Insurers raise pension stakes with detailed private sector alternative

Insurers have responded to the government's White Paper on the planned new pensions saving system by setting out a detailed alternative to be run by the private sector.

Insurers have responded to the government's white paper on the planned new pensions saving system by setting out a detailed alternative to be run by the private sector.

Published in May, the white paper supported the creation of a public body to develop and administer the IT systems at the heart of the scheme.

The Association of British Insurers (ABI) has also questioned whether the public sector could be trusted to run a major IT project given its past failures.

Stephen Haddrill, director general of the ABI, said it would be a brave decision by the government to try to develop its own pensions systems given its track record on IT projects. "As the Department of Work and Pensions' recent axing of a £140m benefits payments system shows, the public sector does not run these things well," he said.

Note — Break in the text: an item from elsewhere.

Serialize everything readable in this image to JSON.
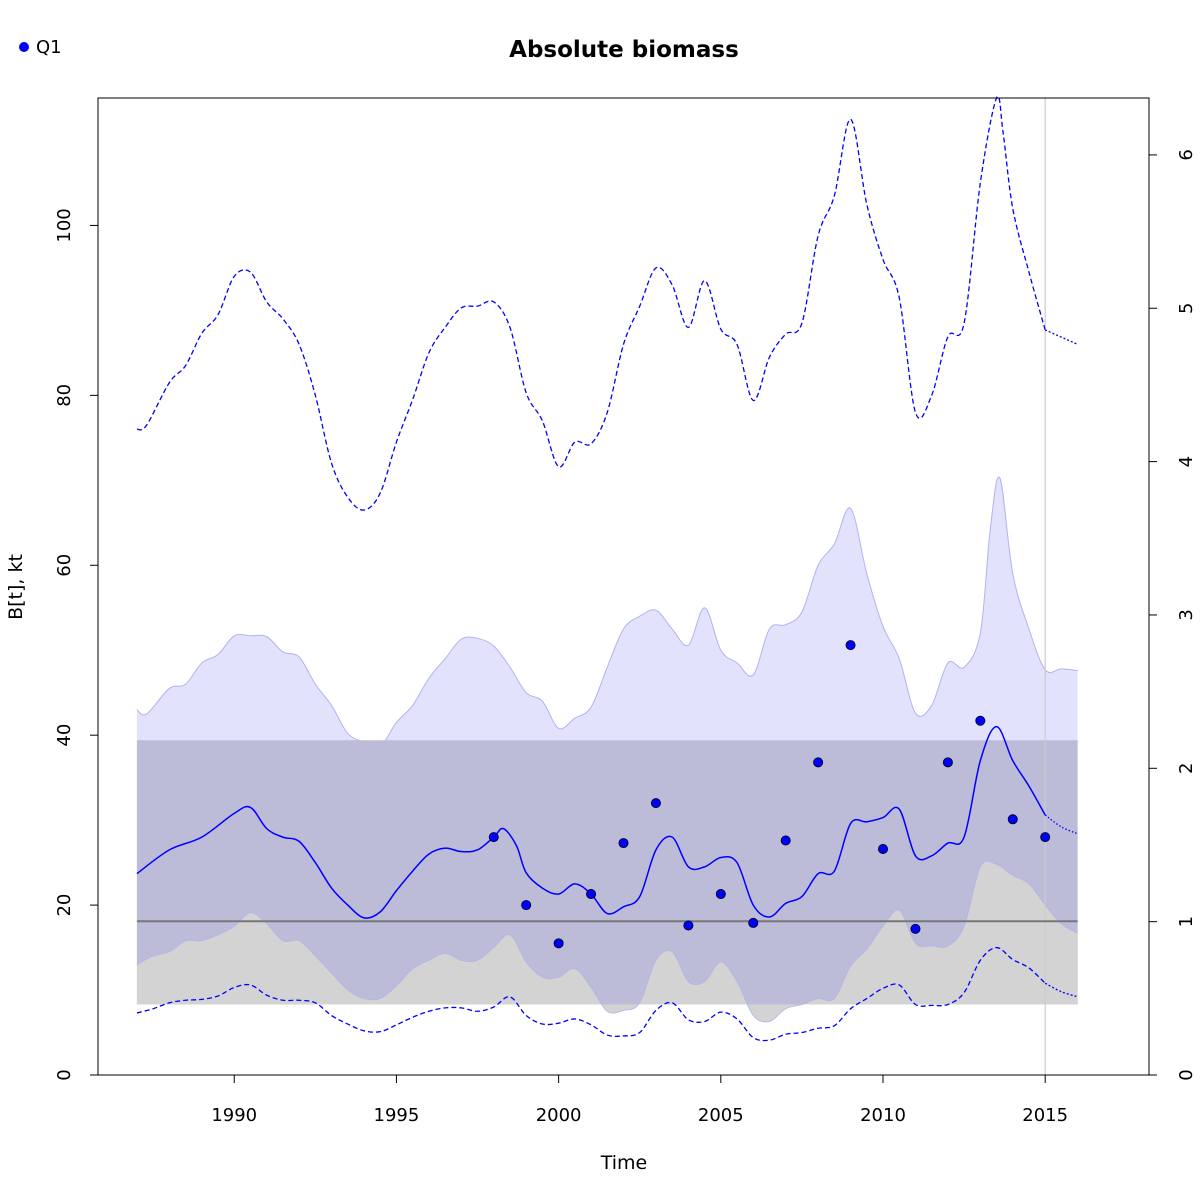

The ABI has spent the three months since the white paper's release developing its Personal Accounts blueprint. It replaces the government's National Pensions Savings Scheme with one that uses a private sector-run clearing house to act as the interface between employers and pension providers.

The association said that establishing a "thin" electronic clearing house had been costed by consultancy Deloitte at between £25m and £50m. Its key functions would be:

  • Setting up accounts
  • Linking individuals to the correct provider
  • Transaction handling from employers and individuals
  • Checking and reconciliation
  • Enabling payments continuity when individuals move jobs
  • Enabling the transfer of Personal Accounts between providers.

Haddrill said the success of the Banks Automated Clearing System proved that the private sector could build centralised systems effectively.

To mitigate set-up risks and control costs, the ABI proposed that initially customers should not be allowed to transfer funds collected in Personal Accounts to other types of pension funds.

"Building the infrastructure to enable [transfers] from the beginning would add avoidable risk to the implementation process," it said. "Against this background, transfers out of Personal Accounts should be introduced only once the system has settled down."

The government is due to reveal its final plans for pensions by the end of the year, but the ABI said it was concerned that, for a working scheme of any sort to be delivered by April 2012, the government must not delay its decision.